Purring really cannot be considered a vocalization, as the purr is produced under differing emotions or physiological states.
Researcher Elizabeth von Muggenthaler of the Fauna Communications Research Institute in North Carolina (FCRI), a specialist in the field of bioacoustics, put it all together. Bioacoustics is the study of the frequency, pitch, loudness, and duration of animal sounds as it relates to the animal’s behavior. Based on her research, she proposes that nature has endowed all kinds of felines with an evolutionary healing advantage in the simple act of purring. Remember that purring takes energy and cats purr not only when all is well, but also when the cat is giving birth, hurt or just scared. There has to be a very good reason for the energy expenditure to produce purring, especially when the cat is physically stressed or ill. It would have to be somehow involved in its survival, and Muggenthaler set out to find how. You can read a summary of her study and results here.

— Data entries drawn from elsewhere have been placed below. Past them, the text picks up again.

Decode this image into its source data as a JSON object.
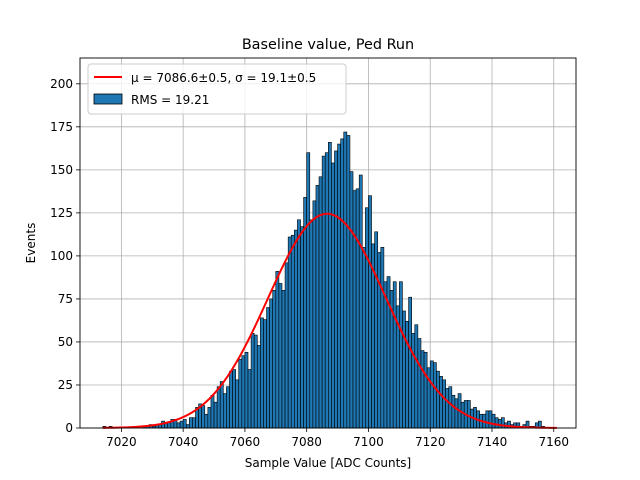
{
  "chart_data": {
    "type": "bar",
    "title": "Baseline value, Ped Run",
    "xlabel": "Sample Value [ADC Counts]",
    "ylabel": "Events",
    "xlim": [
      7006.6,
      7167.2
    ],
    "ylim": [
      0,
      215
    ],
    "xticks": [
      7020,
      7040,
      7060,
      7080,
      7100,
      7120,
      7140,
      7160
    ],
    "yticks": [
      0,
      25,
      50,
      75,
      100,
      125,
      150,
      175,
      200
    ],
    "grid": true,
    "legend_position": "upper-left",
    "histogram": {
      "name": "RMS = 19.21",
      "color": "#1f77b4",
      "edgecolor": "#000000",
      "bin_start": 7014,
      "bin_width": 1,
      "counts": [
        1,
        0,
        1,
        0,
        0,
        0,
        0,
        0,
        0,
        0,
        0,
        0,
        0,
        1,
        1,
        2,
        1,
        2,
        2,
        4,
        3,
        3,
        5,
        5,
        3,
        4,
        5,
        2,
        6,
        6,
        12,
        14,
        13,
        8,
        12,
        19,
        15,
        24,
        27,
        20,
        24,
        33,
        34,
        28,
        40,
        42,
        44,
        34,
        55,
        54,
        48,
        64,
        63,
        70,
        75,
        80,
        91,
        84,
        80,
        96,
        111,
        112,
        115,
        121,
        117,
        134,
        160,
        121,
        132,
        141,
        146,
        158,
        160,
        166,
        154,
        161,
        165,
        168,
        172,
        170,
        149,
        138,
        139,
        147,
        105,
        128,
        135,
        107,
        114,
        102,
        105,
        85,
        88,
        80,
        85,
        71,
        85,
        68,
        62,
        76,
        55,
        60,
        52,
        45,
        44,
        35,
        39,
        38,
        33,
        30,
        28,
        23,
        24,
        19,
        17,
        20,
        15,
        16,
        16,
        11,
        12,
        10,
        8,
        8,
        10,
        10,
        8,
        6,
        5,
        6,
        3,
        4,
        2,
        3,
        3,
        1,
        2,
        4,
        1,
        1,
        3,
        4,
        1,
        0,
        0,
        0,
        0
      ]
    },
    "fit": {
      "type": "gaussian",
      "color": "#ff0000",
      "legend_label": "μ = 7086.6±0.5, σ = 19.1±0.5",
      "mu": 7086.6,
      "sigma": 19.1,
      "amplitude": 124.5,
      "x_range": [
        7014,
        7161
      ]
    }
  }
}
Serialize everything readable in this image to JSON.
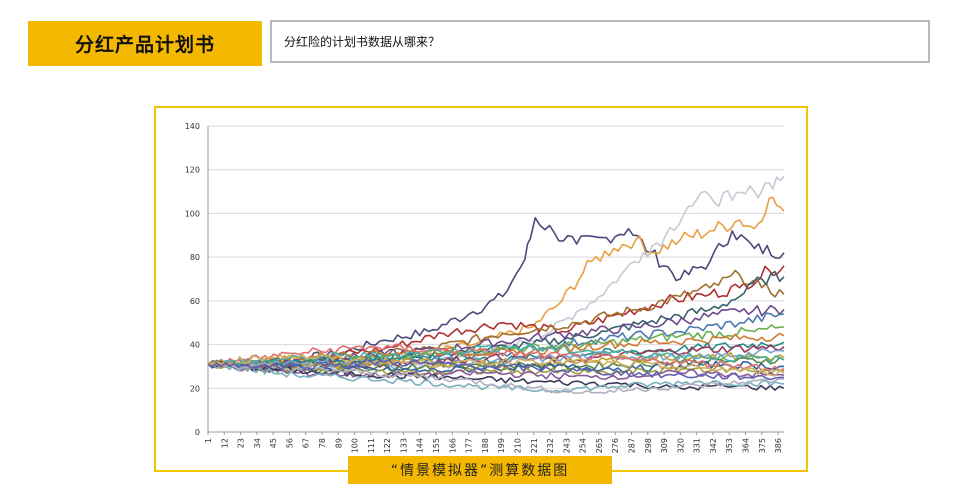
{
  "header": {
    "tab_label": "分红产品计划书",
    "question": "分红险的计划书数据从哪来？"
  },
  "caption": "“情景模拟器”测算数据图",
  "colors": {
    "accent": "#f5b800",
    "frame": "#f5c400",
    "question_border": "#b8b8b8"
  },
  "chart_data": {
    "type": "line",
    "title": "",
    "xlabel": "",
    "ylabel": "",
    "ylim": [
      0,
      140
    ],
    "yticks": [
      0,
      20,
      40,
      60,
      80,
      100,
      120,
      140
    ],
    "xticks": [
      "1",
      "12",
      "23",
      "34",
      "45",
      "56",
      "67",
      "78",
      "89",
      "100",
      "111",
      "122",
      "133",
      "144",
      "155",
      "166",
      "177",
      "188",
      "199",
      "210",
      "221",
      "232",
      "243",
      "254",
      "265",
      "276",
      "287",
      "298",
      "309",
      "320",
      "331",
      "342",
      "353",
      "364",
      "375",
      "386"
    ],
    "x_range": [
      1,
      390
    ],
    "grid": true,
    "legend": "none",
    "start_value": 31,
    "series": [
      {
        "color": "#4a4a7a",
        "points": [
          [
            1,
            31
          ],
          [
            40,
            32
          ],
          [
            90,
            36
          ],
          [
            120,
            42
          ],
          [
            150,
            46
          ],
          [
            180,
            55
          ],
          [
            200,
            62
          ],
          [
            215,
            79
          ],
          [
            222,
            98
          ],
          [
            235,
            91
          ],
          [
            250,
            86
          ],
          [
            270,
            89
          ],
          [
            285,
            93
          ],
          [
            300,
            82
          ],
          [
            320,
            70
          ],
          [
            340,
            78
          ],
          [
            355,
            92
          ],
          [
            370,
            84
          ],
          [
            390,
            82
          ]
        ]
      },
      {
        "color": "#e8a040",
        "points": [
          [
            1,
            31
          ],
          [
            60,
            32
          ],
          [
            120,
            33
          ],
          [
            180,
            40
          ],
          [
            220,
            48
          ],
          [
            240,
            60
          ],
          [
            260,
            78
          ],
          [
            275,
            84
          ],
          [
            290,
            88
          ],
          [
            300,
            82
          ],
          [
            320,
            88
          ],
          [
            340,
            92
          ],
          [
            360,
            97
          ],
          [
            370,
            93
          ],
          [
            380,
            107
          ],
          [
            390,
            101
          ]
        ]
      },
      {
        "color": "#c8c8d8",
        "points": [
          [
            1,
            31
          ],
          [
            80,
            30
          ],
          [
            140,
            31
          ],
          [
            190,
            36
          ],
          [
            230,
            45
          ],
          [
            250,
            55
          ],
          [
            265,
            62
          ],
          [
            280,
            72
          ],
          [
            295,
            82
          ],
          [
            310,
            90
          ],
          [
            325,
            103
          ],
          [
            340,
            108
          ],
          [
            355,
            106
          ],
          [
            370,
            110
          ],
          [
            380,
            114
          ],
          [
            390,
            117
          ]
        ]
      },
      {
        "color": "#b03030",
        "points": [
          [
            1,
            31
          ],
          [
            60,
            33
          ],
          [
            120,
            38
          ],
          [
            160,
            45
          ],
          [
            200,
            50
          ],
          [
            240,
            46
          ],
          [
            280,
            54
          ],
          [
            310,
            60
          ],
          [
            340,
            63
          ],
          [
            360,
            66
          ],
          [
            380,
            74
          ],
          [
            390,
            76
          ]
        ]
      },
      {
        "color": "#a07030",
        "points": [
          [
            1,
            31
          ],
          [
            80,
            33
          ],
          [
            150,
            38
          ],
          [
            200,
            45
          ],
          [
            250,
            50
          ],
          [
            290,
            56
          ],
          [
            320,
            62
          ],
          [
            340,
            66
          ],
          [
            360,
            72
          ],
          [
            375,
            66
          ],
          [
            390,
            63
          ]
        ]
      },
      {
        "color": "#3a6070",
        "points": [
          [
            1,
            31
          ],
          [
            80,
            32
          ],
          [
            160,
            36
          ],
          [
            220,
            40
          ],
          [
            270,
            46
          ],
          [
            310,
            52
          ],
          [
            340,
            56
          ],
          [
            360,
            62
          ],
          [
            375,
            70
          ],
          [
            390,
            71
          ]
        ]
      },
      {
        "color": "#6a4a8a",
        "points": [
          [
            1,
            31
          ],
          [
            90,
            34
          ],
          [
            160,
            38
          ],
          [
            230,
            44
          ],
          [
            290,
            48
          ],
          [
            330,
            52
          ],
          [
            360,
            55
          ],
          [
            390,
            56
          ]
        ]
      },
      {
        "color": "#4a7ab0",
        "points": [
          [
            1,
            31
          ],
          [
            70,
            30
          ],
          [
            140,
            33
          ],
          [
            200,
            36
          ],
          [
            260,
            42
          ],
          [
            320,
            46
          ],
          [
            360,
            50
          ],
          [
            390,
            54
          ]
        ]
      },
      {
        "color": "#6ab04a",
        "points": [
          [
            1,
            31
          ],
          [
            60,
            31
          ],
          [
            130,
            34
          ],
          [
            200,
            38
          ],
          [
            260,
            40
          ],
          [
            320,
            44
          ],
          [
            370,
            46
          ],
          [
            390,
            48
          ]
        ]
      },
      {
        "color": "#d07a30",
        "points": [
          [
            1,
            31
          ],
          [
            80,
            35
          ],
          [
            150,
            37
          ],
          [
            210,
            36
          ],
          [
            270,
            40
          ],
          [
            330,
            42
          ],
          [
            390,
            44
          ]
        ]
      },
      {
        "color": "#2a8a8a",
        "points": [
          [
            1,
            31
          ],
          [
            70,
            33
          ],
          [
            140,
            34
          ],
          [
            200,
            33
          ],
          [
            260,
            36
          ],
          [
            320,
            38
          ],
          [
            390,
            41
          ]
        ]
      },
      {
        "color": "#9a3a5a",
        "points": [
          [
            1,
            31
          ],
          [
            60,
            29
          ],
          [
            120,
            31
          ],
          [
            190,
            34
          ],
          [
            250,
            33
          ],
          [
            310,
            37
          ],
          [
            390,
            39
          ]
        ]
      },
      {
        "color": "#7aa0d0",
        "points": [
          [
            1,
            31
          ],
          [
            60,
            32
          ],
          [
            130,
            30
          ],
          [
            200,
            32
          ],
          [
            260,
            35
          ],
          [
            330,
            34
          ],
          [
            390,
            37
          ]
        ]
      },
      {
        "color": "#c0a030",
        "points": [
          [
            1,
            31
          ],
          [
            70,
            30
          ],
          [
            140,
            32
          ],
          [
            210,
            30
          ],
          [
            270,
            33
          ],
          [
            330,
            35
          ],
          [
            390,
            34
          ]
        ]
      },
      {
        "color": "#5a8a4a",
        "points": [
          [
            1,
            31
          ],
          [
            60,
            28
          ],
          [
            130,
            30
          ],
          [
            190,
            31
          ],
          [
            250,
            30
          ],
          [
            320,
            32
          ],
          [
            390,
            33
          ]
        ]
      },
      {
        "color": "#3060a0",
        "points": [
          [
            1,
            31
          ],
          [
            80,
            29
          ],
          [
            150,
            28
          ],
          [
            220,
            30
          ],
          [
            290,
            29
          ],
          [
            350,
            31
          ],
          [
            390,
            30
          ]
        ]
      },
      {
        "color": "#a0a040",
        "points": [
          [
            1,
            31
          ],
          [
            70,
            28
          ],
          [
            140,
            27
          ],
          [
            210,
            28
          ],
          [
            270,
            27
          ],
          [
            330,
            29
          ],
          [
            390,
            28
          ]
        ]
      },
      {
        "color": "#8a5a9a",
        "points": [
          [
            1,
            31
          ],
          [
            60,
            27
          ],
          [
            120,
            26
          ],
          [
            190,
            27
          ],
          [
            260,
            25
          ],
          [
            320,
            27
          ],
          [
            390,
            26
          ]
        ]
      },
      {
        "color": "#3a3a5a",
        "points": [
          [
            1,
            31
          ],
          [
            80,
            27
          ],
          [
            160,
            25
          ],
          [
            220,
            23
          ],
          [
            280,
            22
          ],
          [
            320,
            20
          ],
          [
            350,
            21
          ],
          [
            390,
            20
          ]
        ]
      },
      {
        "color": "#7ab0c0",
        "points": [
          [
            1,
            31
          ],
          [
            60,
            26
          ],
          [
            120,
            24
          ],
          [
            180,
            21
          ],
          [
            230,
            19
          ],
          [
            280,
            21
          ],
          [
            330,
            23
          ],
          [
            390,
            22
          ]
        ]
      },
      {
        "color": "#b0b0c0",
        "points": [
          [
            1,
            31
          ],
          [
            90,
            28
          ],
          [
            170,
            24
          ],
          [
            220,
            20
          ],
          [
            260,
            18
          ],
          [
            300,
            20
          ],
          [
            350,
            22
          ],
          [
            390,
            24
          ]
        ]
      },
      {
        "color": "#e07070",
        "points": [
          [
            1,
            31
          ],
          [
            60,
            36
          ],
          [
            110,
            39
          ],
          [
            170,
            37
          ],
          [
            230,
            35
          ],
          [
            290,
            33
          ],
          [
            350,
            31
          ],
          [
            390,
            29
          ]
        ]
      },
      {
        "color": "#4ab0a0",
        "points": [
          [
            1,
            31
          ],
          [
            70,
            34
          ],
          [
            140,
            36
          ],
          [
            200,
            39
          ],
          [
            260,
            37
          ],
          [
            320,
            35
          ],
          [
            390,
            33
          ]
        ]
      },
      {
        "color": "#d0b060",
        "points": [
          [
            1,
            31
          ],
          [
            50,
            35
          ],
          [
            100,
            33
          ],
          [
            160,
            31
          ],
          [
            220,
            33
          ],
          [
            280,
            31
          ],
          [
            340,
            29
          ],
          [
            390,
            27
          ]
        ]
      },
      {
        "color": "#6060b0",
        "points": [
          [
            1,
            31
          ],
          [
            60,
            30
          ],
          [
            120,
            32
          ],
          [
            190,
            30
          ],
          [
            250,
            28
          ],
          [
            310,
            26
          ],
          [
            390,
            25
          ]
        ]
      }
    ]
  }
}
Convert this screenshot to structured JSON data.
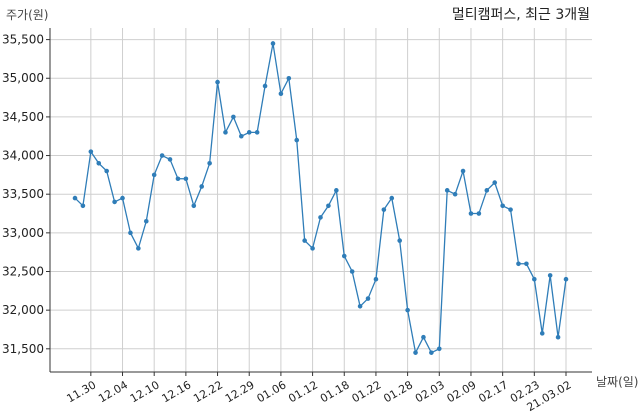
{
  "chart_data": {
    "type": "line",
    "title": "멀티캠퍼스, 최근 3개월",
    "ylabel": "주가(원)",
    "xlabel": "날짜(일)",
    "ylim": [
      31200,
      35650
    ],
    "yticks": [
      31500,
      32000,
      32500,
      33000,
      33500,
      34000,
      34500,
      35000,
      35500
    ],
    "ytick_labels": [
      "31,500",
      "32,000",
      "32,500",
      "33,000",
      "33,500",
      "34,000",
      "34,500",
      "35,000",
      "35,500"
    ],
    "xtick_labels": [
      "11.30",
      "12.04",
      "12.10",
      "12.16",
      "12.22",
      "12.29",
      "01.06",
      "01.12",
      "01.18",
      "01.22",
      "01.28",
      "02.03",
      "02.09",
      "02.17",
      "02.23",
      "21.03.02"
    ],
    "xtick_index": [
      2,
      6,
      10,
      14,
      18,
      22,
      26,
      30,
      34,
      38,
      42,
      46,
      50,
      54,
      58,
      62
    ],
    "grid": true,
    "series": [
      {
        "name": "",
        "color": "#2f7db8",
        "values": [
          33450,
          33350,
          34050,
          33900,
          33800,
          33400,
          33450,
          33000,
          32800,
          33150,
          33750,
          34000,
          33950,
          33700,
          33700,
          33350,
          33600,
          33900,
          34950,
          34300,
          34500,
          34250,
          34300,
          34300,
          34900,
          35450,
          34800,
          35000,
          34200,
          32900,
          32800,
          33200,
          33350,
          33550,
          32700,
          32500,
          32050,
          32150,
          32400,
          33300,
          33450,
          32900,
          32000,
          31450,
          31650,
          31450,
          31500,
          33550,
          33500,
          33800,
          33250,
          33250,
          33550,
          33650,
          33350,
          33300,
          32600,
          32600,
          32400,
          31700,
          32450,
          31650,
          32400
        ]
      }
    ]
  }
}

It’s important to note that purring takes a lot of energy. Getting a diaphragm to move for something other than breathing is difficult. When there is pain and suffering, our bodies are traumatized and they shut down non-essential activity. Since cats purr when they are severely injured or dying, we can assume that it must be survival-related. ~Elizabeth von Muggenthaler of the Fauna Communications Research Institute in North Carolina
Cats purr during both inhalation and exhalation with a consistent pattern and frequency between 25 and 150 Hertz. Various investigators have shown that sound frequencies in this range can improve bone density and promote healing.
Cats have far surpassed dogs as the number one pet in the U.S., where 60% of homes have at least one pet, says Rebecca Johnson, PhD, RN, FAAN, director of the Research Center for Human Animal Interaction. Maybe one reason is because cats do a better job of lowering stress and blood pressure than many other pets, and purring may help with that.
Purring is an auditory stimulus that people attribute to peacefulness and calmness. Whether right or wrong, we generally construe it as something positive. That gives us positive reinforcement for what we’re doing and can contribute to the whole relaxation effect when we interact with our cats.